More than the monetary repercussions he was potentially facing, the lecturer’s character and integrity were also called into question during this high-stakes, high-profile case. He was cruelly labelled “a crank, a person who had no standing and who had no business being in court”.

He was convinced that Ireland’s prospering independently would provide countries with an invaluable model of success

The lecturer vehemently believed that Ireland’s dual identity of geographically being a Western country, but historically belonging to the long list of colonised nations, gave it a unique opportunity for economic transformation. He was convinced that Ireland’s prospering independently would provide countries with an invaluable model of success, but that the poignancy of this example would be diluted irredeemably in ratifying the Single European Act and cementing our allegiance to the Western world.

So for no other reason than an inherent moral aversion to union with former colonisers, Crotty staked his every financial asset on a complex, abstract and unprecedented argument that the Irish government had acted unconstitutionally.

When Chief Justice Finlay began to read his judgement, stating his dissatisfaction with Crotty’s appeal, the latter recalled how “the bottom dropped out of my world”. Tension continued to mount as it emerged that the court’s decision was not unanimous, and that the verdict of Justice Hederman was going to decide Crotty’s fate.

In a 200-word judgement that took a mere two minutes to read, he revealed that the Supreme Court had found against the government, in Crotty’s favour. “The courts had found our politicians with their hands in the till of the people’s constitutional rights, which they had been attempting to filch”, the triumphant economist wrote after the fact.

Speaking to The University Times Regius Professor of Law, Mark Bell, notes that the Crotty case was “part of a wider engagement of Trinity scholars” in the wider European debate. This conversation was continued by people such as Mary Robinson who founded the Irish Centre for European Law in 1988. Bell further states that Trinity remains “heavily engaged” in these important European debates.

The impact of the Crotty decision was profound and continues to have impact on Irish law

An unfortunate twist in what would otherwise have been a fairy-tale ending for the man who challenged the whole of Europe and emerged the victor, the Irish referendum that was coordinated after the Supreme Court’s decision was a failure. Despite his rigorous campaigning across the length and breadth of the country, only 44 percent of the electorate turned out, and the vote was 70 percent in favour of entry into the EU.

Speaking to The University Times by email, Associate Professor of Law in Trinity, Caoimhin MacMaolain, stated that “the impact of the Crotty decision was profound and continues to have impact on Irish law”. As a result of this decision, the State retains “the final say in the adoption of new Treaties”. MacMaolain notes that any proposed changes must be “palatable” to Irish people and other Member States.

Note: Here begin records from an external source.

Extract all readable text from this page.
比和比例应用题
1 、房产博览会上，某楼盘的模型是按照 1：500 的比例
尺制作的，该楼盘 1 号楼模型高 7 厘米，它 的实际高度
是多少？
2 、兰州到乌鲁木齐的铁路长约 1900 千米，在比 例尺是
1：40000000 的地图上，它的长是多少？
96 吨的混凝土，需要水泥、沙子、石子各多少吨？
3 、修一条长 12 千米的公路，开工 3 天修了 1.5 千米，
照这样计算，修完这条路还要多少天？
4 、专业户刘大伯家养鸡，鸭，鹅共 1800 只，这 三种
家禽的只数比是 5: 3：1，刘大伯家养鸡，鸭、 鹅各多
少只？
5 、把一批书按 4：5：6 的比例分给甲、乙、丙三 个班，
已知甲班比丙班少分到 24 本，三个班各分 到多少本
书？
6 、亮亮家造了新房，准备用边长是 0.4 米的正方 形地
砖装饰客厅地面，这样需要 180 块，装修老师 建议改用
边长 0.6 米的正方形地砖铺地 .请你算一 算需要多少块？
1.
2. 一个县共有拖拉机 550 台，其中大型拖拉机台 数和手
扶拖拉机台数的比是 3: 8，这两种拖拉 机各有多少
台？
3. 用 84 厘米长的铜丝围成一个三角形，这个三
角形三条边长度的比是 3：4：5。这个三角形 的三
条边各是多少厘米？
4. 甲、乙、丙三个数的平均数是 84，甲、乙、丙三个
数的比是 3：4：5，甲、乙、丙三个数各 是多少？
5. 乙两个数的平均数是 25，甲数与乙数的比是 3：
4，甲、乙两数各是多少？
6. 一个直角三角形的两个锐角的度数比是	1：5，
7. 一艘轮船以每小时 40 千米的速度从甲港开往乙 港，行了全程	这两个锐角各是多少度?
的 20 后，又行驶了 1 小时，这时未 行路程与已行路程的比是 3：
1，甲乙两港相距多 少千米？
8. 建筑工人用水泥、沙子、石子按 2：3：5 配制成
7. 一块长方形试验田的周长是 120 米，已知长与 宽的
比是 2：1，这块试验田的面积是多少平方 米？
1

However, the impact of Crotty’s legal challenge had far outlived the impact of the Single European Act in the eyes of many. To this day, if the government are tasked with ratifying EU legislative amendments, they are dependent on the Irish electorate to return a “Yes” vote via national referendum. Since this case, Bell notes that the “risk of Crotty-type litigation has deterred the government” from attempting to bypass the public in their ratification of matters that have significant impact on Ireland’s economic or foreign affairs.